Het woord duikt pas laat op in de schriftelijke overlevering. Vroeger dan 1850 heeft het Woordenboek der Nederlandsche Taal niet te geven. Over de herkomst wordt in geen enkel woordenboek iets gezegd, behalve dat deze onbekend is. Merkwaardig is het dan dat er geen melding wordt gemaakt van de Friese evenknie jûne ‘boei met vlaggestok op een haringvleet’ (ook wel jûn en vroeger tevens joene en joen gespeld). Dat is overigens eenduidig een de-woord. En ook hier gaat het om een laat op schrift verschenen woord: voor het eerst in 1940.

Als uien of jongens
Het is gemakkelijk te denken dat het hier om hetzelfde woord gaat als ajuin ‘ui’, met name diens vroeg afgesleten nevenvorm juin (gewestelijk juun), als waren deze tonnetjes ooit naar uien vernoemd. Maar hoewel ze er vroeger misschien op leken, zoals we ze nu kennen is dat niet zo, noch blijkt zo’n vorm uit de oudere beschrijvingen en tekeningen, al is een sjalot er wellicht nog in te zien. Wat de vereenzelviging echter heel bezwaarlijk maakt is de oo van joon. Die is er niet mee te verzoenen. Bovendien zouden we verwachten dat ook de vollere vorm ajuin eens in de betekenis van dit drijvende tonnetje is gebruikt, maar daar is geen sprake van.

Opmerkelijk is vervolgens de overeenkomst met samengetrokken vormen van het woord jongen, te weten Zaans joon, Westfries joôn (verkleind joôje, joônje) en Gronings joane (verkleind joanje). Ook hier kunnen we denken aan overdrachtelijk gebruik: drijvende tonnetjes die, zoals wel meer dingen, op gemeenzame wijze ‘jongens’ werden genoemd. Te vergelijken is boei, dat verdacht veel lijkt op Noordhollands booi en Fries boai, beide ‘jongen’. Maar ook hier zijn grote bezwaren. Zo is joon voor ‘jongen’ overal steevast mannelijk, in tegenstelling tot het joon in het water. Ook komt jongen niet voor in de betekenis van ons tonnetje, en omgekeerd is Fries jûne/joene nooit in de betekenis van ‘jongen’ overgeleverd. Het lijkt het dus geen samentrekking.

Oudfries
We mogen nu overwegen dat we te maken hebben met een erfwoord uit het Oudfries en uiteindelijk zelfs het Oudgermaans, ook al is het dus pas laat voor het eerst op schrift verschenen. Dit zou kunnen komen door zijn beperking tot de visserstaal, die niet bepaald tot het hart van de letterkunde heeft behoord.
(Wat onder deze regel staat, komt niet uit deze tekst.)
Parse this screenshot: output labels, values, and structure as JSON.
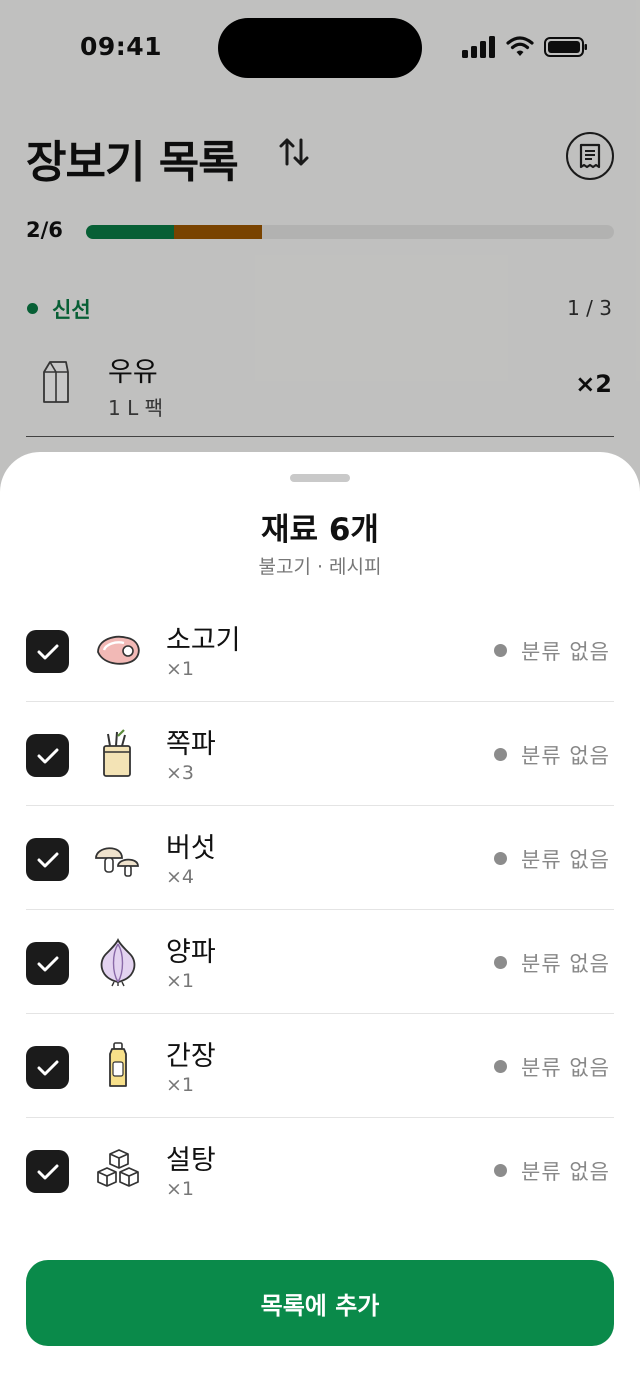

Een aanwijzing voor verdere beschouwing is dat het woord begint met een j, een klank die veel meer voorkomt in het Fries dan in het Nederlands, afgezien van vormen van het verkleiningsachtervoegsel -je. Dit komt door klankveranderingen die kenmerkend zijn voor het Fries. Zo kent deze taal zoiets als breking, waarbij een oorspronkelijke eenklank onder bepaalde omstandigheden ‘brak’ en zo een tweeklank werd. Verder is de uitspraak van Friese tweeklanken vaak van ‘dalend’ in ‘stijgend’ veranderd. Een voorbeeld van beide verschijnselen is de ontwikkeling van Oudgermaans *rehtaz ‘recht’ tot Oudfries riocht en riucht, met een tweeklank die vervolgens stijgend werd: hedendaags Fries rjocht en rjucht. Zo won het Fries menige j. En dat spreekt ervoor dat ook Hollands joon van Friese of Friesachtige herkomst is, zoals te verwachten vanwege het taalverleden aan de kust.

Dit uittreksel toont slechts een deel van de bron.